A woman meets her there, dressed in muted grey-blues that are so comparatively dull against the backdrop of her city that Katsa barely registers them at all. She is wearing a headscarf, and she is at least as old as Ror, though it doesn't quite show on her face in the usual ways. Her eyes are as green as the grass and trees and plants that had so captivated Katsa weeks before. She leads Katsa inside the gates, to a private garden, allowing her hood to fall back when they sit.

She is the woman from the tapestry in Bitterblue's library. There can be no other with that hair. Katsa can't help but stare, the cascade of pink-red-gold-silver braids eating into her heart and mending the bruises Po had left behind there. And she was meant to be dangerous-a mind reader. A terrible mind reader.

The old woman laughs, a sad, soft noise. Not dangerous, comes a wisp of a thought through the defenses Katsa has begun to put in place. I'm too old for that. And this is the easiest way to speak, privately, when we do not speak each others' languages very well at all. I have so many things to say to you, Lady Graceling. And so many questions to ask.

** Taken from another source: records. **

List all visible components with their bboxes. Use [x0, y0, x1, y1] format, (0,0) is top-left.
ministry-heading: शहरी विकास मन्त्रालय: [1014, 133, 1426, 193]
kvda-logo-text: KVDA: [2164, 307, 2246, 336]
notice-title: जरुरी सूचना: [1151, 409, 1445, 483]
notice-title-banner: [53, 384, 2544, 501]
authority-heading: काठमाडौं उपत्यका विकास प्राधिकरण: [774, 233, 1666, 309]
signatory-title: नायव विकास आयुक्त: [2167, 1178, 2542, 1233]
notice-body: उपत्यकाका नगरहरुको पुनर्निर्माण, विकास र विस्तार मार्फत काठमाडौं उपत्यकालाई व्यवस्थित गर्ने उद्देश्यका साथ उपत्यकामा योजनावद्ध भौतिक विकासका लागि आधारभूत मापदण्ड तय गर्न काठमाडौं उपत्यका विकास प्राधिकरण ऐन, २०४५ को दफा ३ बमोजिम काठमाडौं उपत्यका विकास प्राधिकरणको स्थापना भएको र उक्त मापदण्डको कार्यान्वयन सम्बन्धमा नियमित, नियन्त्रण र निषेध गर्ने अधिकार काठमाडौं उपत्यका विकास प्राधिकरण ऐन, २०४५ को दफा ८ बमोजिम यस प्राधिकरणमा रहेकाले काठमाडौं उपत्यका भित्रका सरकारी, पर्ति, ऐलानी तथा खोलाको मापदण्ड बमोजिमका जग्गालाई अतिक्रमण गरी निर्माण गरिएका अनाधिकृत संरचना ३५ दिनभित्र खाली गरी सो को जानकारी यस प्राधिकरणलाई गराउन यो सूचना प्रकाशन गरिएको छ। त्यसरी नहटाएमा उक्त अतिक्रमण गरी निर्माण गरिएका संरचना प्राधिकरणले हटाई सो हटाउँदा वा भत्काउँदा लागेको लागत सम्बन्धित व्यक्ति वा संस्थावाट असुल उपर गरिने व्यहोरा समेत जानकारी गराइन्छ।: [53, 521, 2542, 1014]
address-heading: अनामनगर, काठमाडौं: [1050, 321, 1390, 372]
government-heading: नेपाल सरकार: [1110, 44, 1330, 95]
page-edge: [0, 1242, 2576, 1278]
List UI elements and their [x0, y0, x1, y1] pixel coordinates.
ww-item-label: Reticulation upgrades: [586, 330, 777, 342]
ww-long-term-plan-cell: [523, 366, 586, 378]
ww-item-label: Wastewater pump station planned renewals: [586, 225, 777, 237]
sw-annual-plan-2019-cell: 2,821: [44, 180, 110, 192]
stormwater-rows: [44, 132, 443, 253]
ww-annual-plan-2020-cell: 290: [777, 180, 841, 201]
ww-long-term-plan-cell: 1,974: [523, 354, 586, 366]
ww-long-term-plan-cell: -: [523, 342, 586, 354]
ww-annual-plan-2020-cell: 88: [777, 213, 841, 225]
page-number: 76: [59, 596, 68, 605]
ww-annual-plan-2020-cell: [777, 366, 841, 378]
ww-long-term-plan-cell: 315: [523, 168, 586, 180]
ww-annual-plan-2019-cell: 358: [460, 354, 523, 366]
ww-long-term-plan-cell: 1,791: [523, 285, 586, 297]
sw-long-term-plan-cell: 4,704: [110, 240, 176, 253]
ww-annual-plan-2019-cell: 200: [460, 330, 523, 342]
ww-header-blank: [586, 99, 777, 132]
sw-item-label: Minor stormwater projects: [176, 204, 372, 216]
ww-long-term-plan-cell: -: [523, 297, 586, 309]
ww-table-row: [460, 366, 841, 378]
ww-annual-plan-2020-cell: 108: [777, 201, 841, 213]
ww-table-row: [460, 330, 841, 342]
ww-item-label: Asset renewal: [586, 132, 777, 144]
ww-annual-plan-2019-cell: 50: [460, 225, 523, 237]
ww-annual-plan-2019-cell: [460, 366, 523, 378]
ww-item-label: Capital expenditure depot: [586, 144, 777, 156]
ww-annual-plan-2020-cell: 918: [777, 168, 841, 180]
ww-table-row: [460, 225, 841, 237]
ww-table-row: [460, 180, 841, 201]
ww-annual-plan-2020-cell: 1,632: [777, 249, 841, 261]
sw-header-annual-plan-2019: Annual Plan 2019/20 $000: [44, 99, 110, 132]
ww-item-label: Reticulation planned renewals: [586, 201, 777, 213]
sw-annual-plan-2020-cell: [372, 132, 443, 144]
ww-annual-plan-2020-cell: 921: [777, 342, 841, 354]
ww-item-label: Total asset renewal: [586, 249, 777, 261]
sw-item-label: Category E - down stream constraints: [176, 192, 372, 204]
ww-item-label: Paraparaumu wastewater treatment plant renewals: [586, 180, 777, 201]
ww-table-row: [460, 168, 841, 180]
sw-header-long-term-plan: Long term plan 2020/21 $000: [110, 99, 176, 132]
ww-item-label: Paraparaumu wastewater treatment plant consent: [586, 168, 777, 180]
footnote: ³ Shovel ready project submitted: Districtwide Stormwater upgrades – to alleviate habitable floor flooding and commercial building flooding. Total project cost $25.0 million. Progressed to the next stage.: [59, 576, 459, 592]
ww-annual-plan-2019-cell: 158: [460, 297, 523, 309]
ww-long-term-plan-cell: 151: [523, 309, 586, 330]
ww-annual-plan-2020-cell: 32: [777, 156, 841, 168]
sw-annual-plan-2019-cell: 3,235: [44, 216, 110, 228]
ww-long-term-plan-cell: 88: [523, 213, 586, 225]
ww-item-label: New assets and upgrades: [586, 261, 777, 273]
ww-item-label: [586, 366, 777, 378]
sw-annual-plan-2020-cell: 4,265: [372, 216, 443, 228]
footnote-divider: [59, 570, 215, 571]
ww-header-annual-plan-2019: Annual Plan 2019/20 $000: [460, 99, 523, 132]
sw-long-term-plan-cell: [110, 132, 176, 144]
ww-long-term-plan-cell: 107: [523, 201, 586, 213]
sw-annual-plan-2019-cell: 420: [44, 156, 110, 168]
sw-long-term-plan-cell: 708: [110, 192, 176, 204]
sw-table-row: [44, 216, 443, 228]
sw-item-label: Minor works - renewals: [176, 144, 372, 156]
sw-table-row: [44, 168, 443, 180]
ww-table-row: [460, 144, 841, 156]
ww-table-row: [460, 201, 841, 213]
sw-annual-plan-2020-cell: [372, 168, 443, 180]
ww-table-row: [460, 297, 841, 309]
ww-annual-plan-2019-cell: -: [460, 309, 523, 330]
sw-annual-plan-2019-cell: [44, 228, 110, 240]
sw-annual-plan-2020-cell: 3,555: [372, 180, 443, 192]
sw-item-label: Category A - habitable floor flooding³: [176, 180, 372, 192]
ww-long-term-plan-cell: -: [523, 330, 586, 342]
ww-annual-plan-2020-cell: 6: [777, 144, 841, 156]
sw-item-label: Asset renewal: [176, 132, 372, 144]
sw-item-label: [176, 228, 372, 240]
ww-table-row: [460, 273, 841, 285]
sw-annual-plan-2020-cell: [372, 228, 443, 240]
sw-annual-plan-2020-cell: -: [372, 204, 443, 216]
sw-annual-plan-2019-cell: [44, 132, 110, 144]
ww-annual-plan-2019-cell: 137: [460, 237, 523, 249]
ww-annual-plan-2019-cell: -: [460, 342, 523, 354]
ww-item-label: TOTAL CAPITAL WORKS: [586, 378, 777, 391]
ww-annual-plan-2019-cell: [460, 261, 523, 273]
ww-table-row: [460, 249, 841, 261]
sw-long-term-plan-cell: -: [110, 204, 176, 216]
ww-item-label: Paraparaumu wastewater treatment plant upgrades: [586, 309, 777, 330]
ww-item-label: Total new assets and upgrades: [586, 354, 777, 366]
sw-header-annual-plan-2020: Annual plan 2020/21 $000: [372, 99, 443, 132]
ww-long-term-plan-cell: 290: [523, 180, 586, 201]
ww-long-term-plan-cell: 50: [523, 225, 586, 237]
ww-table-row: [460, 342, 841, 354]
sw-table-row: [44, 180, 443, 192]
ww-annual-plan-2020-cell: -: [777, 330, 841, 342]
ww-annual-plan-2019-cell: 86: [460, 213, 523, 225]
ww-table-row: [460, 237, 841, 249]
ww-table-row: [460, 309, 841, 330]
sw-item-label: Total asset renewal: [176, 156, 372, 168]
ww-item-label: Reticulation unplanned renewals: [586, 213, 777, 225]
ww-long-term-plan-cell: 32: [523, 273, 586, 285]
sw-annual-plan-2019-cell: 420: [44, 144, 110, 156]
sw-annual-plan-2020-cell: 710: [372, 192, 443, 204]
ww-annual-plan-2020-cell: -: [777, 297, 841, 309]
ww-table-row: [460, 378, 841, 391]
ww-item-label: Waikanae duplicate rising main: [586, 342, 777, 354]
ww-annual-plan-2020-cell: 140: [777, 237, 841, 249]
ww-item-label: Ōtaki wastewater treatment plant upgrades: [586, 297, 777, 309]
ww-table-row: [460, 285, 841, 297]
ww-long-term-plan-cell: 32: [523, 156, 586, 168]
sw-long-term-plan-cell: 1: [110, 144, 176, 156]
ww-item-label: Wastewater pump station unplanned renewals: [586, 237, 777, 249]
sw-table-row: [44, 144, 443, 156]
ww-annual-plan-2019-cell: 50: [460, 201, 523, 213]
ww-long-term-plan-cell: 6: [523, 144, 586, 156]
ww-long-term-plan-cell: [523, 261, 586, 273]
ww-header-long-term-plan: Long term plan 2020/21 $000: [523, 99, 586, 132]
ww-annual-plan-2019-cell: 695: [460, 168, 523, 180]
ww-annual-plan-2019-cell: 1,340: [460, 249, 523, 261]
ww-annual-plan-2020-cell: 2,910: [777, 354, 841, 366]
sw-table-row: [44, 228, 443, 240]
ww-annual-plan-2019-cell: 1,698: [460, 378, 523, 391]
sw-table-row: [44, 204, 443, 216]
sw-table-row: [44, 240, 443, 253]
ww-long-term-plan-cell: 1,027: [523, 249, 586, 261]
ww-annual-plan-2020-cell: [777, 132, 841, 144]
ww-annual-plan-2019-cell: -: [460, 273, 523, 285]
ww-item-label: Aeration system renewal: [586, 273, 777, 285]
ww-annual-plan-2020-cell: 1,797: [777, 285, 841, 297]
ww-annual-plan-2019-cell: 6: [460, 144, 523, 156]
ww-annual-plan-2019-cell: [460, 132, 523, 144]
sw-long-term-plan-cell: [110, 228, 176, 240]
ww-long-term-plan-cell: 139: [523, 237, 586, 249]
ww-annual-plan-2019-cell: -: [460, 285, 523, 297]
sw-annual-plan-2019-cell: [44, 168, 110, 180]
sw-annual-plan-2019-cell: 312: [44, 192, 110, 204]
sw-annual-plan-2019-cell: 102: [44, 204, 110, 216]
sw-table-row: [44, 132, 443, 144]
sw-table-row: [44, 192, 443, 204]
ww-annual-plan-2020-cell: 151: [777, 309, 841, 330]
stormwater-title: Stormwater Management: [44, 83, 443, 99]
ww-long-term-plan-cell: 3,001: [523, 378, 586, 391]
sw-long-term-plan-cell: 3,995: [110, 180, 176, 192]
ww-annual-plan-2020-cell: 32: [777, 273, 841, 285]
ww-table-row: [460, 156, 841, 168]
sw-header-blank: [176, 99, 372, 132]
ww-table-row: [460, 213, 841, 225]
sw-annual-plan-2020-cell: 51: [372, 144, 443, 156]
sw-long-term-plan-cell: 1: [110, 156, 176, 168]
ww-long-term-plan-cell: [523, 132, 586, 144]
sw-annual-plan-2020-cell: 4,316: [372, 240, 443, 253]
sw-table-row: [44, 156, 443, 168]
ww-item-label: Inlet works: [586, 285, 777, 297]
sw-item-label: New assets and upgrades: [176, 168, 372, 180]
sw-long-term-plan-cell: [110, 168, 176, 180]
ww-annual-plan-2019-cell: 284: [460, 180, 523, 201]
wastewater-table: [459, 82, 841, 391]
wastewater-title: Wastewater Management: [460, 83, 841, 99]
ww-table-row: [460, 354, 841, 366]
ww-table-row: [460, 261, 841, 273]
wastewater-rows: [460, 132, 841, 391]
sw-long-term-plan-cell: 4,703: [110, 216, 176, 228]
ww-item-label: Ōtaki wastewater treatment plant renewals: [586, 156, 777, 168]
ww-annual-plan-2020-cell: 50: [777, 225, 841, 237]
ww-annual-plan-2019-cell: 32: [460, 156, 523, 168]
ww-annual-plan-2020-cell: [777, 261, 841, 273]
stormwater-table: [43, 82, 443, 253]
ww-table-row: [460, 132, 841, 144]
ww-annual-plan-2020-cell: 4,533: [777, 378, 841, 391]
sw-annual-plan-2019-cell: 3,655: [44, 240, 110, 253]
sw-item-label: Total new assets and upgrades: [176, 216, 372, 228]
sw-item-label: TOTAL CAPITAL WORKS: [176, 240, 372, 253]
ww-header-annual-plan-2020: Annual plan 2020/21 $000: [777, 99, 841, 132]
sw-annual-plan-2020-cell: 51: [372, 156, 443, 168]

Katsa watches her, apprehensive, and cannot stop the thought that rushes out of her unprovoked:

"How is everything here so beautiful?"

She smiles, teeth startlingly white against her brown skin. Let me tell you the recent history of my people, Lady Graceling. Sitting under an enormous tree of no variety she knows, Katsa listens-sees, in shimmering images that move across her vision as much as anything real could do-and begins to understand how they are connected.